The thorny question remains. Did Richard love Anne? If so, why do the rumours suggest that he treated her cruelly in her last months of life? Setting aside the scurrilous stream of gossip that dogged Richard during and after his life, what happened between husband and wife during what must have been, for Anne, a ‘winter of discontent’? If she loved him, the disintegration of their family unit and her health must have been the tragic cost of the crown she now wore. While fifteenth-century definitions of marriage render these responses anachronistic, a modern analysis of his behaviour of 1484–85 cannot avoid such a question. If Richard had loved her, at any point, was this overridden by political imperatives and the need to protect himself and the fragile dynasty from increasing attack? Had his affection been gradually eroded over the course of their years together? Had he married her purely for her inheritance? It would be wrong to assess Richard through a romantic filter when it comes to his marriage; kings did tire of wives they had once loved and seek to replace them with younger models in order to father sons. Elizabeth of York’s own son, Henry VIII, provides enough evidence for this. There is no doubt that he was romantically in love with Catherine of Aragon as a young man, yet their failure to produce a living son undermined his emotion. The desire to qualify the Gloucesters’ relationship as a love match is strong, but there is little evidence to support or disprove such a theory.

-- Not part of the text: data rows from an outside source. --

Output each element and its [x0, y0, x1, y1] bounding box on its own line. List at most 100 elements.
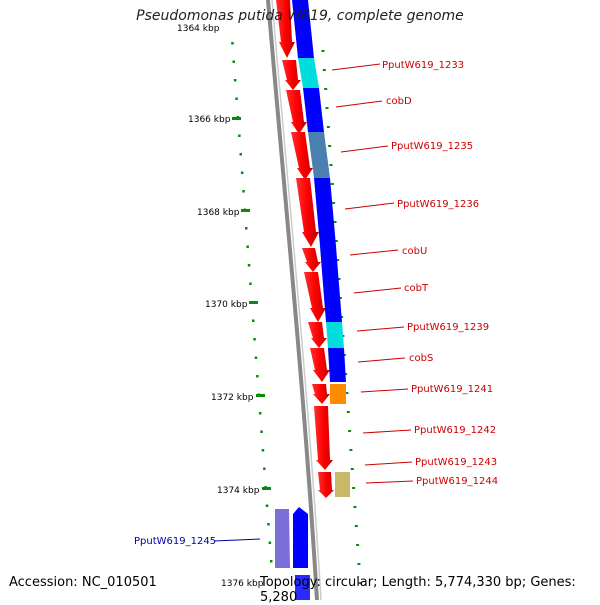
gene-block-bottom[interactable]: [295, 575, 310, 600]
ruler-dot: [235, 97, 238, 100]
ruler-dot-right: [354, 525, 358, 527]
gene-label-1239[interactable]: PputW619_1239: [407, 322, 489, 333]
topology-value: circular: [324, 575, 374, 590]
gene-block-1232[interactable]: [292, 0, 314, 58]
ruler-dot: [233, 79, 237, 82]
tick-mark-1366: [232, 117, 241, 120]
gene-label-cobS[interactable]: cobS: [409, 353, 433, 364]
ruler-dot-right: [344, 373, 348, 375]
ruler-dot-right: [326, 126, 330, 128]
ruler-dot-right: [333, 221, 337, 223]
genome-backbone-highlight: [271, 0, 322, 600]
gene-arrow-1236[interactable]: [296, 178, 319, 247]
ruler-dot-right: [357, 563, 361, 565]
ruler-dot: [245, 227, 248, 230]
gene-label-cobU[interactable]: cobU: [402, 246, 427, 257]
ruler-dot: [231, 42, 234, 45]
ruler-dot-right: [358, 582, 362, 584]
gene-block-cobS[interactable]: [328, 348, 346, 382]
ruler-dot-right: [329, 164, 333, 166]
gene-block-1245-purple[interactable]: [275, 509, 290, 568]
leader-cobU: [349, 249, 399, 256]
ruler-dot-right: [322, 69, 326, 71]
gene-block-cobU[interactable]: [320, 246, 338, 272]
gene-arrow-cobT[interactable]: [304, 272, 326, 322]
gene-label-1236[interactable]: PputW619_1236: [397, 199, 479, 210]
ruler-dot-right: [337, 278, 341, 280]
topology-label: Topology:: [260, 575, 321, 590]
gene-label-1243[interactable]: PputW619_1243: [415, 457, 497, 468]
ruler-dot-right: [330, 183, 334, 185]
ruler-dot-right: [336, 259, 340, 261]
ruler-dot: [254, 356, 258, 359]
ruler-dot: [249, 282, 252, 285]
ruler-dot-right: [324, 88, 328, 90]
leader-cobS: [357, 357, 406, 363]
ruler-dot-right: [350, 468, 354, 470]
ruler-dot-right: [332, 202, 336, 204]
gene-arrow-1245-blue[interactable]: [293, 507, 308, 568]
ruler-dot: [253, 338, 256, 341]
gene-arrow-cobU[interactable]: [302, 248, 321, 272]
accession-label: Accession:: [9, 575, 78, 590]
gene-label-1245[interactable]: PputW619_1245: [134, 536, 216, 547]
leader-1242: [362, 429, 412, 434]
leader-1245: [213, 538, 261, 542]
gene-block-1233[interactable]: [298, 58, 319, 88]
length-value: 5,774,330 bp: [435, 575, 522, 590]
tick-label-1370: 1370 kbp: [205, 300, 248, 310]
gene-label-1241[interactable]: PputW619_1241: [411, 384, 493, 395]
gene-arrow-1241[interactable]: [312, 384, 330, 404]
leader-1235: [340, 145, 389, 153]
map-title: Pseudomonas putida W619, complete genome: [136, 8, 464, 24]
ruler-dot-right: [345, 392, 349, 394]
ruler-dot-right: [328, 145, 332, 147]
ruler-dot-right: [325, 107, 329, 109]
ruler-dot: [268, 541, 272, 544]
gene-block-cobD[interactable]: [303, 88, 324, 132]
tick-label-1372: 1372 kbp: [211, 393, 254, 403]
gene-block-cobT[interactable]: [322, 272, 342, 322]
major-ticks: [232, 117, 271, 490]
gene-label-1235[interactable]: PputW619_1235: [391, 141, 473, 152]
ruler-dot: [238, 134, 241, 137]
gene-label-1233[interactable]: PputW619_1233: [382, 60, 464, 71]
ruler-dot-right: [321, 50, 325, 52]
gene-block-1235[interactable]: [308, 132, 330, 178]
gene-arrow-1235[interactable]: [291, 132, 313, 180]
gene-arrow-1239[interactable]: [308, 322, 327, 348]
ruler-dot: [239, 153, 242, 156]
genome-backbone: [266, 0, 319, 600]
ruler-dot: [261, 449, 265, 452]
gene-block-1239[interactable]: [326, 322, 344, 348]
gene-arrow-1242[interactable]: [314, 406, 333, 470]
gene-arrow-cobD[interactable]: [286, 90, 307, 134]
tick-label-1376: 1376 kbp: [221, 579, 264, 589]
genome-summary: Topology: circular; Length: 5,774,330 bp…: [260, 575, 600, 605]
ruler-dot-right: [356, 544, 360, 546]
gene-block-1241[interactable]: [330, 384, 346, 404]
ruler-dot-right: [340, 316, 344, 318]
leader-1243: [364, 461, 413, 466]
gene-label-1244[interactable]: PputW619_1244: [416, 476, 498, 487]
ruler-dot: [252, 319, 255, 322]
genes-value: 5,280: [260, 590, 298, 605]
tick-label-1374: 1374 kbp: [217, 486, 260, 496]
ruler-dot: [242, 190, 245, 193]
gene-arrow-1244[interactable]: [318, 472, 334, 498]
gene-arrow-1233[interactable]: [282, 60, 301, 90]
gene-label-cobT[interactable]: cobT: [404, 283, 429, 294]
gene-label-cobD[interactable]: cobD: [386, 96, 412, 107]
gene-label-1242[interactable]: PputW619_1242: [414, 425, 496, 436]
ruler-dot-right: [353, 506, 357, 508]
ruler-dot: [247, 264, 251, 267]
gene-block-1236[interactable]: [314, 178, 336, 246]
gene-arrow-cobS[interactable]: [310, 348, 330, 382]
ruler-dot: [267, 523, 270, 526]
leader-1239: [356, 326, 405, 332]
gene-arrow-1232[interactable]: [276, 0, 295, 58]
gene-block-1244[interactable]: [335, 472, 350, 497]
ruler-dot: [256, 375, 259, 378]
ruler-dot-right: [349, 449, 353, 451]
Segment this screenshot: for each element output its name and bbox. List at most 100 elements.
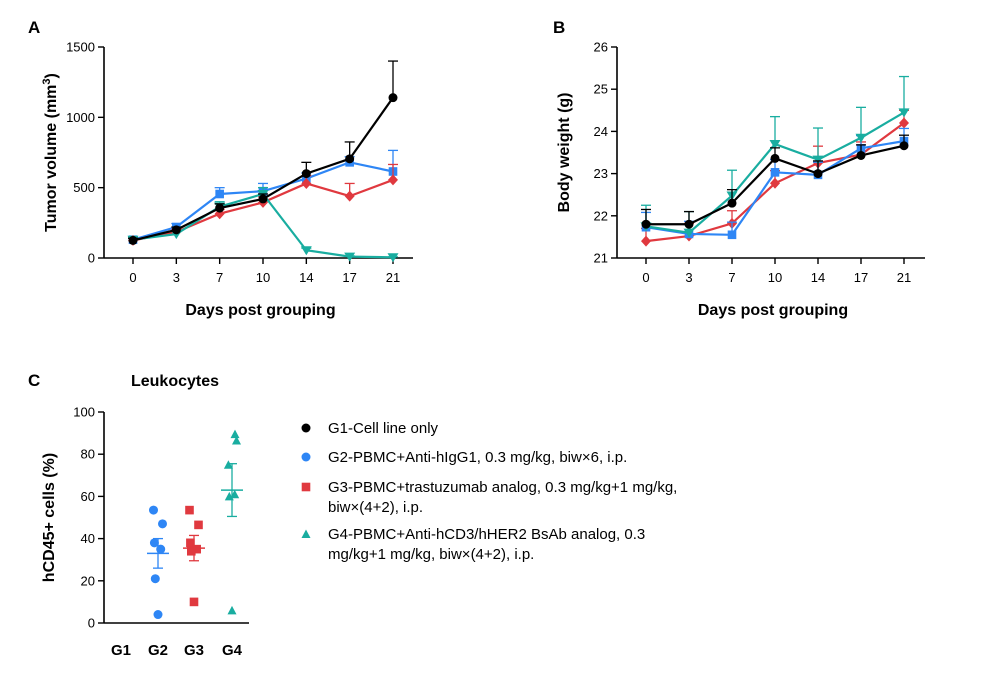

It is also natural to seek positive interpretations, in the interests of balance, when rejecting the centuries of defamation that had done so much damage to assessments of Richard as a man and a king. It may have been Anne’s tragedy that their previously harmonious marriage did not fit the requirements of a royal match. Richard may have loved her as a wife, but considered that she failed in her primary function as a queen. If any turning point can be identified, the loss of Edward must be it. If they had remained as duke and duchess, the boy’s death would have had predominantly personal ramifications. As king and queen, it opened the kingdom to invasion and conflict. Sadly for them as individuals, the Gloucesters’ marriage was undone by their lack of fecundity. If Anne was Richard’s tragic queen, he was, no less, her tragic husband.